Kartal Eğitim-Sen’de 25 yıldır oranın emekçiliğini yapan bir kişiye verilen üç kuruşluk maaşı kesmeyi tartışabiliyorlar mesela. Bu meseleyi tartışmak için acil toplantılar yapılıyor. O toplantı odasına ne Nuriye ne Semih girebiliyor. Devrimcilik aktivizm, siyaset projeden ibaret. Amerikan tarzı sendikacılık şirketleşiyor. Bu koku, her yana siniyor.

* * *

Belki de halk, onların “on yıl”ına karşı kendi yüzyılını istiyor. Yüzyıllık cumhuriyet, onların on yılına daralıyor. En solcular bile dökülen kalıptan memnun. Efendinin suyuna gidiyor, uyum sağlıyor. Bir şarkıcının Filistin’i dert edinmesini sevmiyor. Çünkü yüzyılı on yıla sığdıranda hikmet buluyor. Ertuğrul Kürkçü, Sovyet deneyimine bu yüzden küfrediyor. Her şeyi o kalıp emrediyor.

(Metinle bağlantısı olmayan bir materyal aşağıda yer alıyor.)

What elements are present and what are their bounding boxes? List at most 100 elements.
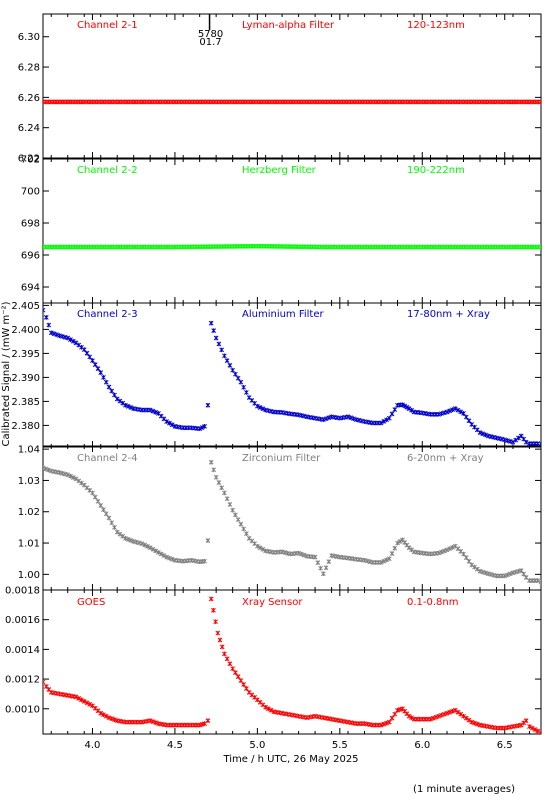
data-point — [523, 718, 529, 723]
data-point — [233, 512, 238, 518]
data-point — [450, 708, 455, 714]
data-point — [112, 525, 117, 530]
y-tick-label: 696 — [21, 251, 40, 262]
data-point — [153, 409, 159, 415]
data-point — [57, 333, 62, 338]
data-point — [90, 490, 95, 496]
y-tick-label: 2.380 — [11, 421, 40, 432]
data-series — [43, 243, 541, 250]
data-point — [241, 682, 246, 687]
data-point — [244, 390, 249, 395]
data-point — [439, 712, 444, 718]
x-tick-label: 6.5 — [497, 740, 513, 751]
data-point — [167, 555, 172, 561]
y-tick-label: 702 — [21, 155, 40, 166]
data-point — [386, 415, 392, 421]
y-tick-label: 2.395 — [11, 349, 40, 360]
data-point — [433, 714, 439, 720]
data-point — [483, 570, 488, 576]
data-point — [527, 724, 532, 729]
data-point — [106, 384, 112, 390]
data-point — [54, 332, 60, 338]
data-point — [529, 725, 535, 731]
data-point — [103, 379, 109, 385]
data-point — [538, 244, 541, 250]
x-tick-label: 5.0 — [249, 740, 265, 751]
data-point — [378, 420, 384, 426]
filter-label: Zirconium Filter — [242, 453, 321, 464]
data-point — [128, 405, 134, 410]
channel-label: Channel 2-4 — [77, 453, 138, 464]
data-point — [301, 552, 307, 558]
data-point — [348, 415, 354, 421]
y-tick-label: 2.400 — [11, 325, 40, 336]
y-tick-label: 0.0018 — [5, 586, 40, 597]
data-point — [444, 710, 450, 716]
data-point — [472, 720, 477, 726]
band-label: 120-123nm — [407, 20, 465, 31]
data-point — [213, 474, 219, 480]
data-point — [472, 564, 477, 570]
data-point — [76, 478, 82, 484]
data-point — [98, 370, 104, 375]
data-point — [199, 425, 205, 430]
data-point — [48, 330, 54, 336]
data-point — [318, 565, 323, 571]
data-point — [150, 719, 156, 724]
data-point — [480, 431, 486, 437]
data-point — [114, 396, 120, 402]
y-tick-label: 2.405 — [11, 301, 40, 312]
panel-frame — [42, 445, 542, 591]
data-point — [233, 371, 238, 377]
data-point — [241, 526, 246, 532]
data-point — [521, 571, 527, 577]
data-series — [43, 596, 541, 734]
data-point — [235, 517, 241, 522]
data-point — [312, 554, 318, 560]
data-point — [68, 473, 73, 479]
data-point — [455, 407, 461, 413]
data-point — [458, 711, 464, 717]
data-point — [389, 551, 395, 556]
data-point — [95, 498, 101, 504]
data-point — [397, 539, 403, 544]
data-point — [101, 375, 106, 380]
panel-3: 2.380 2.385 2.390 2.395 2.400 2.405 Channel 2-… — [11, 301, 542, 448]
data-point — [142, 542, 148, 548]
data-point — [296, 550, 301, 556]
marker-label: 5780 — [198, 29, 223, 40]
panel-4: 1.00 1.01 1.02 1.03 1.04 Channel 2-4 Zirconium… — [18, 445, 542, 591]
data-point — [444, 547, 450, 553]
panel-2: 694 696 698 700 702 Channel 2-2 Herzberg Filte… — [21, 155, 542, 304]
data-point — [213, 335, 219, 341]
data-point — [477, 568, 483, 574]
data-point — [384, 417, 389, 423]
data-point — [211, 607, 216, 613]
channel-label: Channel 2-2 — [77, 165, 138, 176]
data-point — [208, 596, 214, 602]
data-point — [483, 432, 488, 438]
data-point — [87, 701, 93, 707]
data-point — [103, 713, 109, 719]
data-point — [205, 538, 211, 543]
data-point — [381, 419, 387, 424]
data-point — [139, 541, 145, 547]
data-point — [101, 507, 106, 513]
panel-frame — [42, 158, 542, 304]
data-point — [153, 548, 159, 554]
data-point — [268, 707, 274, 713]
data-point — [323, 416, 329, 422]
x-tick-label: 6.0 — [414, 740, 430, 751]
marker-label: 01.7 — [199, 37, 221, 48]
data-point — [109, 716, 115, 722]
data-point — [79, 697, 84, 703]
panel-frame — [42, 589, 542, 735]
data-point — [161, 553, 167, 558]
data-point — [404, 404, 410, 410]
data-point — [117, 531, 123, 537]
filter-label: Xray Sensor — [242, 597, 303, 608]
data-point — [538, 99, 541, 105]
data-point — [255, 543, 260, 549]
data-point — [222, 490, 227, 496]
data-point — [447, 546, 453, 552]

Karel Valansi, İsrail’i akladığı bir röportajında, ülkesinin Araplarla mücadele ettiğini söylüyor, ama onun bir din devleti olarak kurulduğundan hiç bahsetmiyor. Yağma ve gaspı gizlemek onun işi. On yıllık kalıp da bununla ilgili. Burjuvazinin devletle ilişkisi, aydınların kelamında aklanıyor.

Valansi’ye göre, Kürdler de Araplarla kavga ettiği için İsrail’le ilişkide. Ama aynı güçlerin Kürd’ü Irak’ta nasıl tuzağa çektiğinden hiç bahsetmiyor. Çapak görülen Kürd de onların on yılına sığdırılıyor. Kalıba dökülüyor.

Burjuvazinin iki kampı arasında yaşanan kavgadan medet ummayı öğretiyorlar bize. Bunun ardında, kalıptan, burada olmaktan memnun olmamızı istemeleri var. Marksizmleri de solculukları da bu kalıba dökülmüş.

* * *

Livaneli’nin yıldızının parladığı günlerde “ideolojilerin sonu” ile “tarihin sonu” fikri iç içe geçiriliyordu. Bugün Kürd, işçi, kadın… ideolojisizliğin ve tarihsizliğin zemini olarak, yeniden inşa ediliyor. Aktivizm tarihsiz, projeler ideolojisiz. Böyle olmak zorunda.

Zaten küçük burjuva da buna teşne. Meta ideoloji; para tarih tanımıyor. Ezilenin elinden çalınıyor ideoloji ve tarih. O yüzden Yıldız’ın Cem Özer hâlini seviyorlar. Son yalanda, aslında Kürd’ün Acun’a yem olmasını istiyorlar. Dodan yaygarası da bu yüzden değil miydi? Niye kızıyorsunuz, Demirtaş’ın Kürtçe yazmadığına, kitabının Diyarbekirli bir yayınevinden çıkmadığına? Belediye başkanlığının ve cumhuriyetin itibarını dert edinmek, Livaneli konusunda TDK savcılığına soyunmak nedir? Selim Temo’nun Türkçe dersi verecek yerde, Kürtçe yazması veya (sonradan inkar etse de) Boğaz’a nazır restoranlardan uzak durması gerekmez miydi?

* * *

Çapaklarından arındırılmış bir Kürd, işçi veya kadın o kalıba uygun. Onlarla kurulan münasebet, sürekli sorgulanmalı. Baş okşayan eller kırılmalı. O ellerin küçültmek, sindirmek, kendine mecbur etmek için varolduğu unutulmamalı. İdeoloji ve tarih, buradan kuşanılmalı.

Eren Balkır
31 Ekim 2017

Dipnotlar:
[1] Selim Temo, “Seher’in Dış Görünüşü”, 1 Kasım 2017, Duvar.

[2] “Küçük’ten Perinçek’e Yanıt”, 24 Ekim 2017, Duvar.

[3] “HDP’den Barzani’ye Eleştiri”, 31 Ekim 2017, Cumhuriyet.